The Penguins also could be without their power-play quarterback and second point man, winger Steve Sullivan, who is questionable because of an undisclosed injury. They were without Letang for 21 games earlier because of a concussion and have been without skilled center and power-play mainstay Sidney Crosby most of the season.
Yet the power play, which ranked 23rd in 2010-11 (15.8 percent), has become almost as dangerous as their penalty killing, which led the league last season (86.1 percent).
Bruce Boudreau, while he coached Washington, got a good feel for what makes the Penguins tick. He is now with Anaheim, and, when the Ducks rolled through Pittsburgh a couple of weeks ago, he was asked what makes the Penguins good this season.
Before he mentioned NHL leading scorer and MVP candidate Evgeni Malkin or Marc-Andre Fleury's goaltending or Bylsma's coaching, Boudreau singled out special teams.
"They're the best combined power play/penalty kill in the league," he said. "It's the big proponent that they have this year that they didn't have last year. They were the best penalty-killing team last year, but their power play, as much talent as they had, wasn't clicking. Now their power play is clicking."
When the Penguins outscore their opponent in special-teams play, they are 23-3-3. When the special teams are even, they are 12-9-2. And, when the other team wins the special-teams battle, they are 2-9.
Colorado has been middle-of-the-pack on special teams, ranking 12th on the power play (18.5 percent) and 19th in penalty-killing (81.6 percent). Perhaps the Penguins will be able to take advantage of that.
"Every game when you win the special-teams battle, there's a pretty good chance that you're going to find a way to win the game," said center Jordan Staal, a top Penguins penalty-killer and member of the No. 2 power-play unit.
For the remainder of the stretch drive and in the playoffs, things tighten up defensively at even strength.
"You know it's going to be a game with not a lot of room, so, if you can take care of the [penalty killing] and power play, it's going to be huge," said winger Pascal Dupuis, another of the Penguins top penalty-killers.
Opponents' power plays are 2 for 43 (4.9 percent) against the Penguins over the past 13 games. In fact, with four shorthanded goals, the Penguins' penalty-killers have outscored the other teams' power play during that stretch.
"When you have a good [penalty kill], you've got their best players out there playing on the power play, and, when you frustrate them and keep them off the scoreboard, that affects the players throughout the rest of the game," said Staal, who leads the team with three shorthanded goals.
The Penguins nine shorthanded goals ranked them second behind New Jersey before the Friday games.

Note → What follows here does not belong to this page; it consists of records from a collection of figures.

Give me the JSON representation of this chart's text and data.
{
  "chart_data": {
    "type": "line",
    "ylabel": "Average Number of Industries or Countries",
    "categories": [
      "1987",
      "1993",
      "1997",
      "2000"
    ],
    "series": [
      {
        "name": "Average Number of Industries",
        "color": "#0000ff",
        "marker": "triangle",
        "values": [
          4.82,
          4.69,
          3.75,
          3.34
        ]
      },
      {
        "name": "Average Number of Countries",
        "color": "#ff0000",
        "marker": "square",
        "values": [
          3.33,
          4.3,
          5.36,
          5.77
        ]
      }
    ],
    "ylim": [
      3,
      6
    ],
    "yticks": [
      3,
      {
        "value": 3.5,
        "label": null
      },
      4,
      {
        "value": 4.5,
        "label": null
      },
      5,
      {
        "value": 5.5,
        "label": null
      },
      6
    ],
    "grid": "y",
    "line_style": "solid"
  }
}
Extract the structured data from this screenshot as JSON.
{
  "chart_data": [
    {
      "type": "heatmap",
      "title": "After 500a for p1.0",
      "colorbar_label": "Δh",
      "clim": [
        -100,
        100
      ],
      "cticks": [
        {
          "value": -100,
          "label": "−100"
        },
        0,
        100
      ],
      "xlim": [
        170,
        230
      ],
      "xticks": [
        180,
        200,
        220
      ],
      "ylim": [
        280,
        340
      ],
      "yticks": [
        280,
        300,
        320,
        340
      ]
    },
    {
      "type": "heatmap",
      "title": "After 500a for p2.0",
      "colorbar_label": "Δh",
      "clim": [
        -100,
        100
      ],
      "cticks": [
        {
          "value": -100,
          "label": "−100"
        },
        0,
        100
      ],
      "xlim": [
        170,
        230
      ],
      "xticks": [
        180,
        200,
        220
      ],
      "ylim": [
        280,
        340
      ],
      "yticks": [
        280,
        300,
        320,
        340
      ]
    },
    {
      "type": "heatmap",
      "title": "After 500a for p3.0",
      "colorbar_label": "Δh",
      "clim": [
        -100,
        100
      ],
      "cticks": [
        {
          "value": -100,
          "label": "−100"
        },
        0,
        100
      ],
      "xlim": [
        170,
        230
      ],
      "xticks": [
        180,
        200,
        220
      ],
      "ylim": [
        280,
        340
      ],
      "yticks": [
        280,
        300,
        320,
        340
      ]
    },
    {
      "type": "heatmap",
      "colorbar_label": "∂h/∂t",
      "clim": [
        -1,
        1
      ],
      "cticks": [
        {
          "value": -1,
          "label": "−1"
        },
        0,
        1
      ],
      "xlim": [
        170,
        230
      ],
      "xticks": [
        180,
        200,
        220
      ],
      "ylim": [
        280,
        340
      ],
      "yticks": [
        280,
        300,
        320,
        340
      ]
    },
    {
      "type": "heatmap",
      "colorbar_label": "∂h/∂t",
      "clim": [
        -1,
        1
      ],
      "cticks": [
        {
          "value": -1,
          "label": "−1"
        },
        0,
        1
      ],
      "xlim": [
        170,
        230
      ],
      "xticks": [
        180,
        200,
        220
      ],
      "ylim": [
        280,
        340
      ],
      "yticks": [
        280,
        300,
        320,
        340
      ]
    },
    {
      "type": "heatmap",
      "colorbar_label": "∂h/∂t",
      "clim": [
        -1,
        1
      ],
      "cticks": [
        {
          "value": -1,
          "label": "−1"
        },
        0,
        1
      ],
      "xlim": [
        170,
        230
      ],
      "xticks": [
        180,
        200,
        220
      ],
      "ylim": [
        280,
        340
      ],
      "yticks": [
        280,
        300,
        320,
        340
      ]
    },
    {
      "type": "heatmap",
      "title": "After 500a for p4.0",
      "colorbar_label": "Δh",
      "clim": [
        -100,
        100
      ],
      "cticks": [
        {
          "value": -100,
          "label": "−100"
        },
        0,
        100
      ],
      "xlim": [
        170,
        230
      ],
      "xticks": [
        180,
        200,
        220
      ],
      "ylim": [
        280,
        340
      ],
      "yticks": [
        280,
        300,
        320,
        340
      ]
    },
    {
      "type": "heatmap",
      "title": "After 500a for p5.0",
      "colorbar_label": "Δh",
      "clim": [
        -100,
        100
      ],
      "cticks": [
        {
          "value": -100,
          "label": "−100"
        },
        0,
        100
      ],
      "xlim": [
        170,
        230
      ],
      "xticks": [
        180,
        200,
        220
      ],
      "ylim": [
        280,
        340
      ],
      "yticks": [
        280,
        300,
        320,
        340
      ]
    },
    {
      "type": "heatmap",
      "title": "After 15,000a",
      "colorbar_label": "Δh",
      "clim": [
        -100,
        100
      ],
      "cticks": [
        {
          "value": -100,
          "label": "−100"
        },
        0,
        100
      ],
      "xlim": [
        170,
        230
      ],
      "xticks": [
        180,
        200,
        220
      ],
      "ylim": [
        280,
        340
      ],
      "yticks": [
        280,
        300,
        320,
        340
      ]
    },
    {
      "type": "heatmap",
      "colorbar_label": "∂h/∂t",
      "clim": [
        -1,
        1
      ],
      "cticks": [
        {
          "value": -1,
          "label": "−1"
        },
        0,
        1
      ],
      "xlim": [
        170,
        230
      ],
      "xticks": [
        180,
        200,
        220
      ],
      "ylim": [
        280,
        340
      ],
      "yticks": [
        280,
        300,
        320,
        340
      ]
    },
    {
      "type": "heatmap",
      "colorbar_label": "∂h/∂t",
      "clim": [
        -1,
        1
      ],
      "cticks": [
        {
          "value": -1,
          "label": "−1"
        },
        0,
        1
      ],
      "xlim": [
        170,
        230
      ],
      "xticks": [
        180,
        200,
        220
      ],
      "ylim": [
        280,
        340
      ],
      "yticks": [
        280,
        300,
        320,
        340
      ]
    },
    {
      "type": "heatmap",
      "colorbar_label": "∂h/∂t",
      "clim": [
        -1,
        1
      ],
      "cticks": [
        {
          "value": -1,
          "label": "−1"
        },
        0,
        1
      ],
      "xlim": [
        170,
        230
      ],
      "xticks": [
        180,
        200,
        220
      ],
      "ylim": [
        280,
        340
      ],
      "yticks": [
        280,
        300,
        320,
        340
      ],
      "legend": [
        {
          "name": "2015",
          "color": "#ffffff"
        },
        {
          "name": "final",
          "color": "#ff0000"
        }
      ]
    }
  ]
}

Forward Richard Park, another Penguins penalty-killer, said this team is not as aggressive as New Jersey in pushing for shorthanded goals, but are benefiting from a strong mindset.

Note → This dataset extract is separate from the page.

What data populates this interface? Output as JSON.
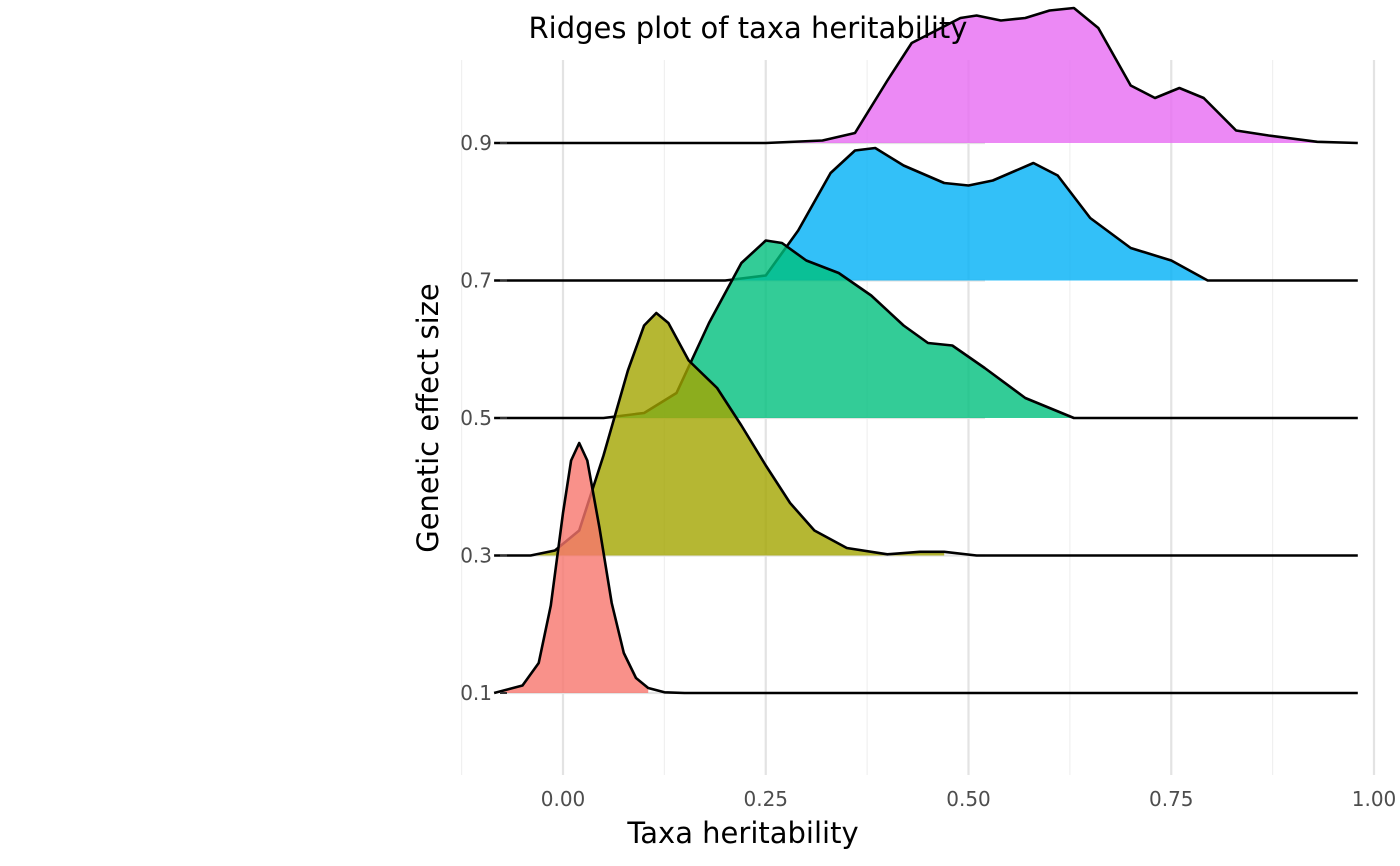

"If you're down a man or two and [opponents see] you have the confidence and the ability to go out and not allow a goal, and then, when you're up a man or two to have that confidence and ability to go out and score, I'm sure that's something that other teams really focus on when coming to play us," he said.

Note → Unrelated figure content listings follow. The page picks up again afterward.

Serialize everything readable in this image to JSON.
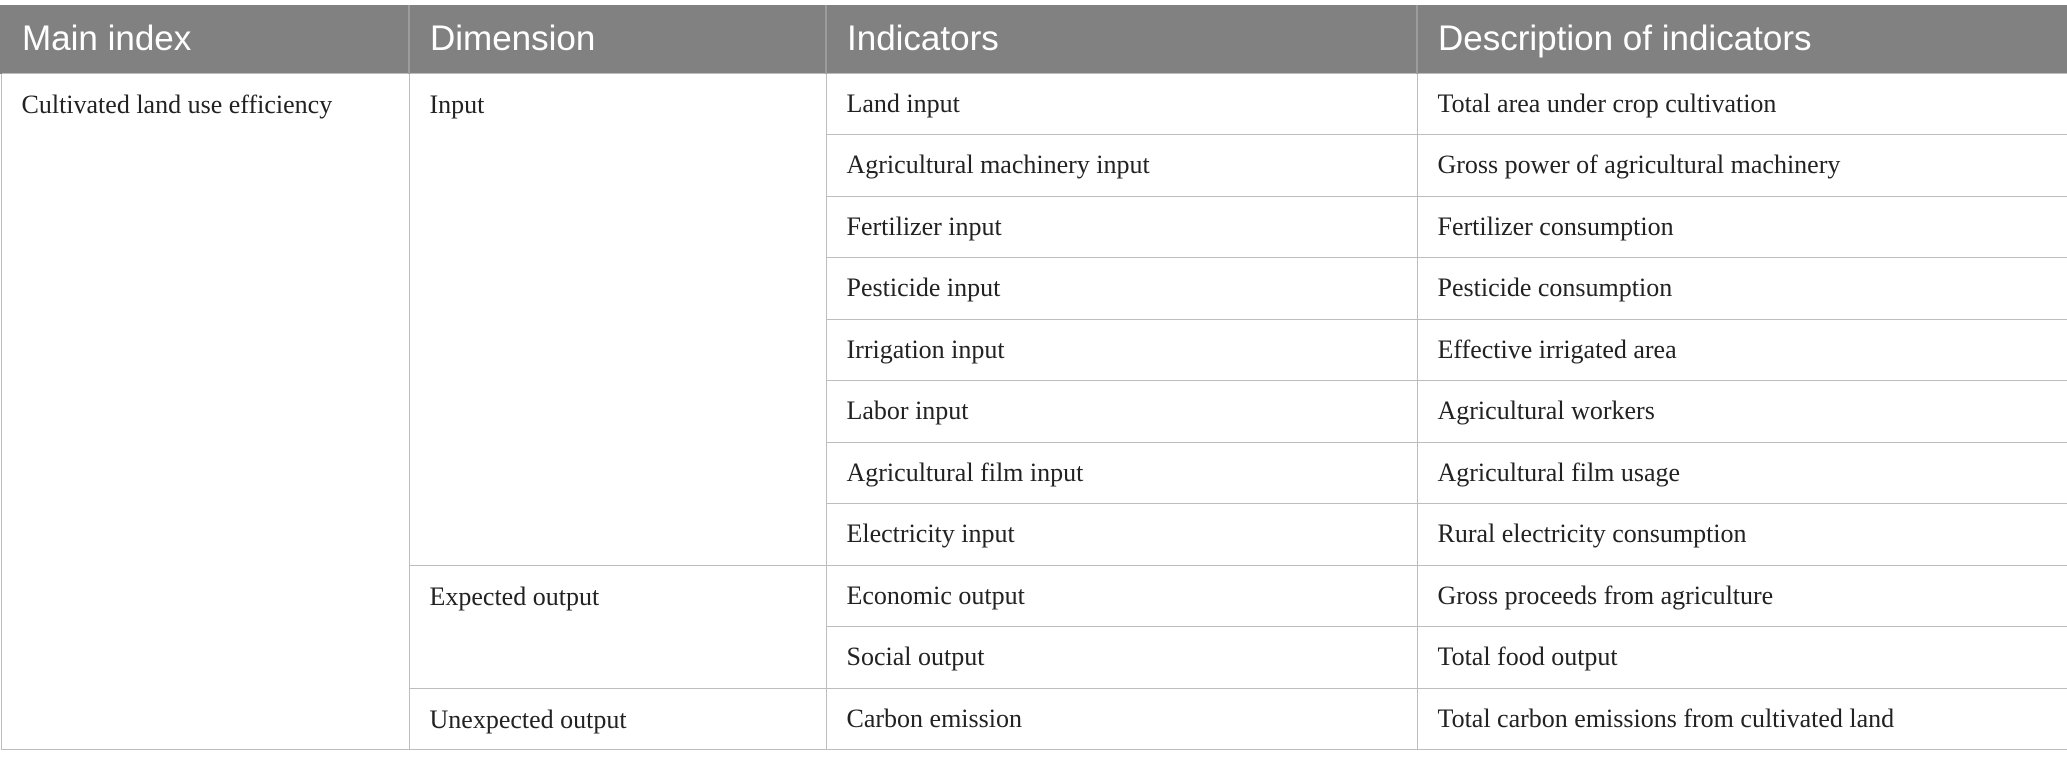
{
  "table": {
    "headers": [
      "Main index",
      "Dimension",
      "Indicators",
      "Description of indicators"
    ],
    "main_index": "Cultivated land use efficiency",
    "dimensions": [
      {
        "label": "Input",
        "rows": [
          {
            "indicator": "Land input",
            "description": "Total area under crop cultivation"
          },
          {
            "indicator": "Agricultural machinery input",
            "description": "Gross power of agricultural machinery"
          },
          {
            "indicator": "Fertilizer input",
            "description": "Fertilizer consumption"
          },
          {
            "indicator": "Pesticide input",
            "description": "Pesticide consumption"
          },
          {
            "indicator": "Irrigation input",
            "description": "Effective irrigated area"
          },
          {
            "indicator": "Labor input",
            "description": "Agricultural workers"
          },
          {
            "indicator": "Agricultural film input",
            "description": "Agricultural film usage"
          },
          {
            "indicator": "Electricity input",
            "description": "Rural electricity consumption"
          }
        ]
      },
      {
        "label": "Expected output",
        "rows": [
          {
            "indicator": "Economic output",
            "description": "Gross proceeds from agriculture"
          },
          {
            "indicator": "Social output",
            "description": "Total food output"
          }
        ]
      },
      {
        "label": "Unexpected output",
        "rows": [
          {
            "indicator": "Carbon emission",
            "description": "Total carbon emissions from cultivated land"
          }
        ]
      }
    ]
  }
}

Niskanen feels ready to pick up the slack in Letang's absence, distributing the puck on the power play and launching shots from the point.
"That stretch when he was out [before], I got an opportunity to play there," Niskanen said. "I've been in that position on just about every team I've been on at some point. It's something I'm comfortable with, and I think it's part of my game that I have to try to excel at to be a good player."